Workers in the emergency room are used to seeing people walk through the door in need of urgent care.

But they didn’t expect what happened Thursday morning, when a dog walked into the ER at Community Hospital Anderson with a leg injury.

According to Dr. Clay Ludlow and Dr. Thomas Short, the dog came to the emergency room around 5:15 a.m.

“He literally walked straight up like he knew he was coming to the right place,” Short told FOX59.

“We checked him out initially in our emergency department and when our shift ended, (we) took him to the emergency vet,” Ludlow said.

FDA Approves First Implant to Treat Opioid Addiction

From Gizmodo:

The US Food and Drug Administration has approved Probuphine, the first implantable drug for the treatment of opioid dependence. It’s a welcome development at a time when scores of Americans are addicted to painkillers such as OxyContin and Vicodin.

Prior to today’s announcement, Probuphine was only approved as a pill or as a film placed in the mouth until it dissolves. This hi-tech implantable version, which consists of four, one-inch-long rods that are placed under the skin, provides ongoing treatment for six months. Unlike pills or films, these implants can’t get lost, forgotten, or stolen, so the drug can’t be abused or resold on the street. What’s more, patients who are in recovery won’t have to be reminded or even think about taking the medication; the implants do all the work.

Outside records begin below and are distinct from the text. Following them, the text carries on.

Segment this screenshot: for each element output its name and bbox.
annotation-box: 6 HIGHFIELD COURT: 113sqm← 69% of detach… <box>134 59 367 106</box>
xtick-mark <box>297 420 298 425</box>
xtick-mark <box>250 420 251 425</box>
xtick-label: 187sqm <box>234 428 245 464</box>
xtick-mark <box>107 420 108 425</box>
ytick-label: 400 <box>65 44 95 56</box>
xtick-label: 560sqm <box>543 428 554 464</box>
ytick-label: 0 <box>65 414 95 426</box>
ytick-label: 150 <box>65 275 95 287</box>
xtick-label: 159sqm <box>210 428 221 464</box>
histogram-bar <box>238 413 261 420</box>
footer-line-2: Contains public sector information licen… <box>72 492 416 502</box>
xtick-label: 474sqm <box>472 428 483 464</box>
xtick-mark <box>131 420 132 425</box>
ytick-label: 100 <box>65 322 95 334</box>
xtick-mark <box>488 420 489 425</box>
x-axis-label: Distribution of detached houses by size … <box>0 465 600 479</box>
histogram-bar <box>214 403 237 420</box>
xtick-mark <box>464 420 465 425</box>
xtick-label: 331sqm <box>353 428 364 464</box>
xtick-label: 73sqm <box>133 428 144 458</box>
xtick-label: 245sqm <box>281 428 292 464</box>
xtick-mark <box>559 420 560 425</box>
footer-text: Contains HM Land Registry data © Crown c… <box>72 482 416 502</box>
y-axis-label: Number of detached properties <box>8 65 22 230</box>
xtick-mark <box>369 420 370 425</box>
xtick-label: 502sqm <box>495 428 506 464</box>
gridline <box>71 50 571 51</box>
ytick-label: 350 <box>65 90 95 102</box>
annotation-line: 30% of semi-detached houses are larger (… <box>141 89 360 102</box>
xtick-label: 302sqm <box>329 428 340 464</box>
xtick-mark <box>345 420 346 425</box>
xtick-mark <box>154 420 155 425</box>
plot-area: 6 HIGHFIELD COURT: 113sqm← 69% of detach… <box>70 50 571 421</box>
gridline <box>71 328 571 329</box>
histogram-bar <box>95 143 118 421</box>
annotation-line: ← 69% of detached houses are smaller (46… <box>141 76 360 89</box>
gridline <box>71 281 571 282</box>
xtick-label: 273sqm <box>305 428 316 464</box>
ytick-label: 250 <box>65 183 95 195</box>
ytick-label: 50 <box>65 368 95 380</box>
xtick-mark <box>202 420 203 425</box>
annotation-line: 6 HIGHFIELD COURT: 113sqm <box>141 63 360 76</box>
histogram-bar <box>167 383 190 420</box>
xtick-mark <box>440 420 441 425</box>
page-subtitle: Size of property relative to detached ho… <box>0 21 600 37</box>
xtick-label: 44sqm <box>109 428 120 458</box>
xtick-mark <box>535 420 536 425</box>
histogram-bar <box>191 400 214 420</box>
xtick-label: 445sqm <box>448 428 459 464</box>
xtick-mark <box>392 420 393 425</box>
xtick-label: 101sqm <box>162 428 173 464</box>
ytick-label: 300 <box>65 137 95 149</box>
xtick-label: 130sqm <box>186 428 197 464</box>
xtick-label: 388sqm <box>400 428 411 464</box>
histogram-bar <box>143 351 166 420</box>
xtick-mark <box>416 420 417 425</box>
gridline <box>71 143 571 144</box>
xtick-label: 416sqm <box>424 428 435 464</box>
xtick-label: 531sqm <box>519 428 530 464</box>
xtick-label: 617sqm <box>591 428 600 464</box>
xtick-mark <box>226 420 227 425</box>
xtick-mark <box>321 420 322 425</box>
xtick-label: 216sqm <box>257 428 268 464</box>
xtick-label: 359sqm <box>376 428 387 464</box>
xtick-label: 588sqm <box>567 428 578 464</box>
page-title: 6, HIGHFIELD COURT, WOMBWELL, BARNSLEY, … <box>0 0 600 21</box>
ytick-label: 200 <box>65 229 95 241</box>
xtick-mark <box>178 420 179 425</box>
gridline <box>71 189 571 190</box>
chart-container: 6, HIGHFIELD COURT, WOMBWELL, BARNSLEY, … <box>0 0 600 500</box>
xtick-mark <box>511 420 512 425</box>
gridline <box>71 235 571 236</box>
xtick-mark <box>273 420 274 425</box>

State Medicaid agencies limiting opioid prescriptions

From Modern Healthcare:

State Medicaid agencies around the country are limiting how many opioids providers can prescribe in an effort to curb the disproportionate number of beneficiaries who are at risk of overdose and death.

Medicaid beneficiaries are prescribed painkillers at twice the rate of other patients and are at three to six times the risk of opioid overdose, the CMS reports (PDF).

North Carolina, for example, found that while the Medicaid population represented approximately 20% of the overall state population (PDF), it accounted for one-third of drug overdose deaths, the majority of which were caused by prescription opioids.